Why is Vector<T>.Count static?

Question

I'm trying to use System.Numerics.Vector<T> (documentation).

I wrote a simple unit test:

var v = new System.Numerics.Vector<double>(new double[] { 12, 13, 14 });
Assert.AreEqual(3, v.Count);

But it gave me a build error:

Member 'Vector.Count' cannot be accessed with an instance reference; qualify it with a type name instead

To my surprise, Vector<T>.Count is static.

So I tried:

var v = new System.Numerics.Vector<double>(new double[] { 12, 13, 14 });
Assert.AreEqual(3, Vector<double>.Count);

Now the code builds but the unit test fails:

Assert.AreEqual failed.
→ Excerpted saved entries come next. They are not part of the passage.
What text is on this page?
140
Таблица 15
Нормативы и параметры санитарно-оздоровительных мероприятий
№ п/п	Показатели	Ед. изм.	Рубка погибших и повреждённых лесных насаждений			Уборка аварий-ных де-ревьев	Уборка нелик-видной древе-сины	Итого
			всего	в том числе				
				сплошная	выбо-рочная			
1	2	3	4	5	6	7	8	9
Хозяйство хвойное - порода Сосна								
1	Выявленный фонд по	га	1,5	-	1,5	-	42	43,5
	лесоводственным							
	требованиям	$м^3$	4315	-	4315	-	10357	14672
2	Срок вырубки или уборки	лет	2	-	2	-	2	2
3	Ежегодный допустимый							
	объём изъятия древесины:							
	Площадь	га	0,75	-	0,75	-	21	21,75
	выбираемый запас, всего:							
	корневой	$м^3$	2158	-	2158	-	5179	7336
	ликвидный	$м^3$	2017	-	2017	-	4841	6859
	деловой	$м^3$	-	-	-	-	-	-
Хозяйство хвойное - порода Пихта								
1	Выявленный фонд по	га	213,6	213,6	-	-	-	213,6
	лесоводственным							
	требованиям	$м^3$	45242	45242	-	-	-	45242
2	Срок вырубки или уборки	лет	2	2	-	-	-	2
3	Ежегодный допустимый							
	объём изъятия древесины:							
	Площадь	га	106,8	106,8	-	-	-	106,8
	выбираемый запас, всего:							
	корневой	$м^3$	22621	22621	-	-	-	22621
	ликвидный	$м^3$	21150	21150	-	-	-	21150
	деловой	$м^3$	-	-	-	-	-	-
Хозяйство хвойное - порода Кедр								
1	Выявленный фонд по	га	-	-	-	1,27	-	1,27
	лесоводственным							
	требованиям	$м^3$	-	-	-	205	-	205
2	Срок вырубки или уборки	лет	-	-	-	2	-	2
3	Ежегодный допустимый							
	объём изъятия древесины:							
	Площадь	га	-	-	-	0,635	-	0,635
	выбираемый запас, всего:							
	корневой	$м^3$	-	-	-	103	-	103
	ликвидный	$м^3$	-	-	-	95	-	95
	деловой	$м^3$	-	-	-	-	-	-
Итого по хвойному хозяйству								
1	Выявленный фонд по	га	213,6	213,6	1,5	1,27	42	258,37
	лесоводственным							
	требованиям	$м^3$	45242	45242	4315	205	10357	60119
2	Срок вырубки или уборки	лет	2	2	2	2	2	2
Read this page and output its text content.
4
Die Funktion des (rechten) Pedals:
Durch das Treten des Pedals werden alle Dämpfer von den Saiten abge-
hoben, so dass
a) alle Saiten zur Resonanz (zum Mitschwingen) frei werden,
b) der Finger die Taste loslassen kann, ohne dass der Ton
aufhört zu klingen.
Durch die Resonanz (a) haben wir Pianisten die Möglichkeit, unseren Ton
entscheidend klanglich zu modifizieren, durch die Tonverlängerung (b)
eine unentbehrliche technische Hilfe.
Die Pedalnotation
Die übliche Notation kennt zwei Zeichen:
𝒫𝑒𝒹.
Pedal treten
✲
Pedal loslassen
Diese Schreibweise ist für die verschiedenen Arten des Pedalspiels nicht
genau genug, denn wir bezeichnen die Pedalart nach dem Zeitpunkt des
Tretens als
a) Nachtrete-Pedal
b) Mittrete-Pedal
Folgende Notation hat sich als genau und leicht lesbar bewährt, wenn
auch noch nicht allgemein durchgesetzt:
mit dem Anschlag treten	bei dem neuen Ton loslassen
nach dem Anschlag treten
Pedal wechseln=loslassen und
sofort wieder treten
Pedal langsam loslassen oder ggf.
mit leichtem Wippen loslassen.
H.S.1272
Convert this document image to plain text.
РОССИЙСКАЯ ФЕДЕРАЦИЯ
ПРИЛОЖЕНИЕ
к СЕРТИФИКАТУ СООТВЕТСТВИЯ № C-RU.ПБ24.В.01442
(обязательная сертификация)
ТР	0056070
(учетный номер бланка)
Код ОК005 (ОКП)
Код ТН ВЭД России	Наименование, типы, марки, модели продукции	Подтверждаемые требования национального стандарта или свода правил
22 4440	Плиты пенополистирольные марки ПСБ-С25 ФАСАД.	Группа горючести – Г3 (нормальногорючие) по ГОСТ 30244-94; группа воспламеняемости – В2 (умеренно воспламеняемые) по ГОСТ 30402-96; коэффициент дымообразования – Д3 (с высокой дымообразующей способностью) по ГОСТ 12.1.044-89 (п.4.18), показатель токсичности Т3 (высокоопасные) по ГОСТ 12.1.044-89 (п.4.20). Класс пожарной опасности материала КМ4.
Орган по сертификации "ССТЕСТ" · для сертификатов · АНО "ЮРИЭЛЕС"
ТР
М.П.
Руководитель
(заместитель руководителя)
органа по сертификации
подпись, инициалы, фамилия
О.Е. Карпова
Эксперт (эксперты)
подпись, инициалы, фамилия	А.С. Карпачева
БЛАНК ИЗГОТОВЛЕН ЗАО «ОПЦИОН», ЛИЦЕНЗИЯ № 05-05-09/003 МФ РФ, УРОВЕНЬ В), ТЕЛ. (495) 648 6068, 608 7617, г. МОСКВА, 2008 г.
Expected:<3>. Actual:<2>.

What's going on?

---

Investigating I found:

Assert.AreEqual(2, Vector<double>.Count);
Assert.AreEqual(4, Vector<float>.Count);
Assert.AreEqual(4, Vector<int>.Count);
Assert.AreEqual(2, Vector<long>.Count);

Answer 1

The documentation suggests that this is by design:

The count of a Vector instance is fixed, but its upper limit is CPU-register dependent.

Its purpose is to allow vectorizing operations using hardware capabilities, and thus its capacity is tied to your CPU's architecture.

Answer 2

Vector may be somewhat confusing type. It is fixed predefined-length collection. It is fixed because its length is always == Vector<T>.Count. So if you do:

var v = new Vector<double>(new double[] { 12, 13, 14 });
Console.WriteLine(v);

result is... :

<12, 13>

It is just drops all values over Vector<double>.Count which happens to be 2. The trick is that Vector<T>.Count may vary based on CPU architecture.

It is actually pretty low level primitive, as description says:

Represents a single vector of a specified numeric type that is suitable for low-level optimization of parallel algorithms.